Eran aproximadamente a las 11:45 de la mañana, día de cielo nublado, trafico agitado y transeúntes movilizándose de un lado a otro. El hombre logró salir de la estación del Metro, pero desesperado ante la persecución, desenfundó el arma que llevaba y en la avenida principal de Los Ruices efectuó los primeros disparos. Las detonaciones liberaron a los transeúntes de la apatía que los encarcelaba; gritos, carreras, el pánico se había generado, o por lo menos así lo percibió Ernesto Martínez, vendedor ambulante en los alrededores de la estación.
(Foto crédito: prensa)
El modo de defensa que el sujeto había empleado no había funcionado; cada vez llegaban más agentes de la Policía Nacional Bolivariana, y decidió actuar de otro modo. Y en las adyacencias del edificio Panalpina, en la Avenida Francisco de Miranda, tomó a una señora y a un joven como rehén para escudarse en medio de la balacera. La medida imprevista que había llevado a cabo, solo tuvo como resultado, espectadores.
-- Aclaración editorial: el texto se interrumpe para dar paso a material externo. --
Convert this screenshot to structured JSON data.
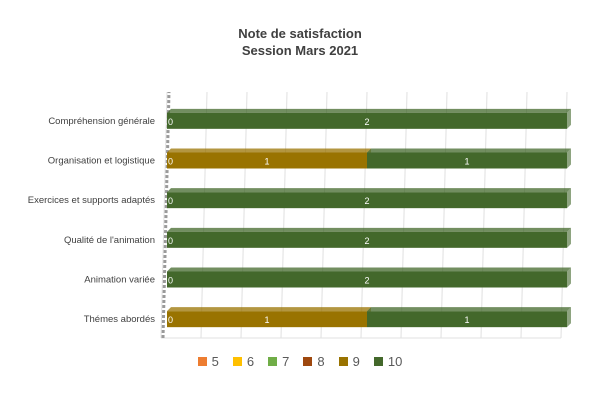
{
  "chart_data": {
    "type": "bar",
    "orientation": "horizontal",
    "stacked": true,
    "title": "Note de satisfaction",
    "subtitle": "Session Mars 2021",
    "categories": [
      "Compréhension générale",
      "Organisation et logistique",
      "Exercices et supports adaptés",
      "Qualité de l'animation",
      "Animation variée",
      "Thémes abordés"
    ],
    "series": [
      {
        "name": "5",
        "color": "#ed7d31",
        "values": [
          0,
          0,
          0,
          0,
          0,
          0
        ]
      },
      {
        "name": "6",
        "color": "#ffc000",
        "values": [
          0,
          0,
          0,
          0,
          0,
          0
        ]
      },
      {
        "name": "7",
        "color": "#70ad47",
        "values": [
          0,
          0,
          0,
          0,
          0,
          0
        ]
      },
      {
        "name": "8",
        "color": "#9e480e",
        "values": [
          0,
          0,
          0,
          0,
          0,
          0
        ]
      },
      {
        "name": "9",
        "color": "#997300",
        "values": [
          0,
          1,
          0,
          0,
          0,
          1
        ]
      },
      {
        "name": "10",
        "color": "#43682b",
        "values": [
          2,
          1,
          2,
          2,
          2,
          1
        ]
      }
    ],
    "legend": "bottom",
    "grid": true
  }
}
El delincuente impaciente con su medida de fianza salió de la edificación y al cruzar la calle, decidió enfrentarse con los funcionarios de la policía. La descarga de balas devolvió el pánico a los que miraban con atención. Unos disparos lograron impactar a uno de los agentes, el cual tenía chaleco antibalas pero aun así según declaraciones de los cuerpos de seguridad, fue trasladado de inmediato a un centro de salud. Sonó la última detonación.
¡Le dio! ¡le dio!, le pegaron, gritaron al unísono los que presenciaban el momento en que una bala impactó en la pierna del delincuente, dejando al gris asfalto lleno de sangre viva, roja y espesa. Seguidamente dejó libre al rehén y el cuerpo de la CPNB se apresuró en detenerlo -vivo y herido- para trasladarlo al hospital Miguel Pérez de León, donde falleció.
El estacionamiento volvió a abrirse y la carroza fúnebre salía con suspenso, como si fuese un efecto adrede. Al estacionarse en frente de las personas, estos sobreentendieron que el ataúd con el cadáver ya iba a ser transportado.
Sin decir ni una palabra, subieron al vehículo y se fueron, dejando en el ambiente una estela de cuáles eran sus objetivos. Más allá de velar a la víctima, querían justicia para un caso que es pan de cada día en la pequeña Venecia.